Tree Planting Project
 Neil Currie

                        Enough North Kawartha residents have asked about the project to plant trees to shade the sidewalks of the business section of Apsley, which I proposed some time ago, that I feel I should let them know what has, and has not, happened with the project.

                        Working under the umbrella of  the subcommittee on economic development, I set about to gather the information needed to put the project together. I had encouraging discussions with all the authorities and organizations that might be involved – County roads, Ontario Hydro, the Lions Club, Jack Lake Landscaping Products.  As well, the Osbornes of Marvel Rapids Golf Club offered their bushland as a source of free trees. I also contacted those in charge of the cubs and scouts as well as the garden group at the school with the hope that each child might be mentored in learning how to select, transplant and care for a tree. All were enthusiastic.

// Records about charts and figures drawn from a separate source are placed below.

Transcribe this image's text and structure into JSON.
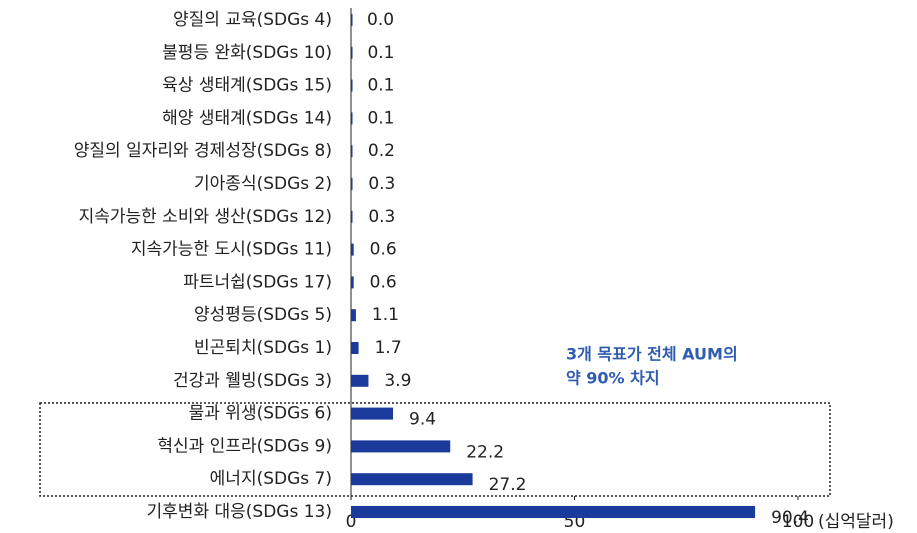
{
  "chart_data": {
    "type": "bar",
    "orientation": "horizontal",
    "categories": [
      "양질의 교육(SDGs 4)",
      "불평등 완화(SDGs 10)",
      "육상 생태계(SDGs 15)",
      "해양 생태계(SDGs 14)",
      "양질의 일자리와 경제성장(SDGs 8)",
      "기아종식(SDGs 2)",
      "지속가능한 소비와 생산(SDGs 12)",
      "지속가능한 도시(SDGs 11)",
      "파트너쉽(SDGs 17)",
      "양성평등(SDGs 5)",
      "빈곤퇴치(SDGs 1)",
      "건강과 웰빙(SDGs 3)",
      "물과 위생(SDGs 6)",
      "혁신과 인프라(SDGs 9)",
      "에너지(SDGs 7)",
      "기후변화 대응(SDGs 13)"
    ],
    "values": [
      0,
      0.1,
      0.1,
      0.1,
      0.2,
      0.3,
      0.3,
      0.6,
      0.6,
      1.1,
      1.7,
      3.9,
      9.4,
      22.2,
      27.2,
      90.4
    ],
    "value_labels": [
      "0.0",
      "0.1",
      "0.1",
      "0.1",
      "0.2",
      "0.3",
      "0.3",
      "0.6",
      "0.6",
      "1.1",
      "1.7",
      "3.9",
      "9.4",
      "22.2",
      "27.2",
      "90.4"
    ],
    "color": "#1a3a9c",
    "xlim": [
      0,
      100
    ],
    "xticks": [
      0,
      50,
      100
    ],
    "x_label": "(십억달러)",
    "annotations": [
      "3개 목표가 전체 AUM의",
      "약 90% 차지"
    ]
  }
}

                        Near the end of this information-gathering phase I wrote a letter to North Kawartha Township to inform them of my progress. To my great surprise and concern I quickly received an angry phone call from one of the authorities with whom I had had a cooperative and encouraging meeting. The caller said that he had received a phone call from the Township office and that he had never agreed to anything at his meeting with me. He denied discussing points that I had raised. Roy Allen Was at The meeting with me. The man was obviously very frightened. He stressed that he didn’t want to be involved in a political dispute. The project “will never happen!” he said.

                        Soon after that I presented the information package to Council and the project was turned down summarily with only Councillor Barry Rand supporting it. Reeve Whelan suggested, grinning, that I call the man who he, Mr. Whelan, obviously knew had called me and who had angrily denied ever agreeing to the project.

                        At least one councillor, on being asked by an Apsley group what happened to the project,  has replied simply that “there was a problem”.  Nothing more. When I asked the Reeve at the all-candidates meeting what this problem was, he made some comments that I would like to reply to.

                        He said that the public had never been approached about planting on private property – as though that would stop the project...? Nonsense. The project was (and still is) to plant on the edge of the shoulders of the road. The suggestion regarding offering plantings to private property owners was (still is) a way that the Lions might, should they choose, raise money for their purposes. The cost of the project itself would be nil.

                        The Reeve also claimed that county roads authorities had never agreed to the project. They had – before they received the phone call from the Township.

                        The Reeve also said that the Lions had never agreed to provide volunteers for the project. They were never asked. It would have to be Council that would ask. The Lions have understandably said that they would not take the lead in the project. Of course not. The Township would obviously have to take the lead. 

                        I have counted 98 spots along Burleigh and Wellington streets where trees could be planted to provide cooling shade and I have offered to plant five of them myself. This project would help businesses as visitors and cottagers would be comfortable in the cool shade and would stay and browse the smaller stores.  It would also beautify the village.

                        I also suggested that it would make sense to start planning for backlot parking as the IGA had had the foresight to do and as other towns have done.

                        Reeve Whelan showed his firm obstruction to the project when he emphatically declared at the all-candidates meeting that the tree-planting project was “a dead issue!” - just as he had also tried to prevent the construction of a group therapy/multi purpose room in the medical centre. It is far from a dead issue but it seems that North Kawartha  residents  will have to wait until more cooperative times to get it.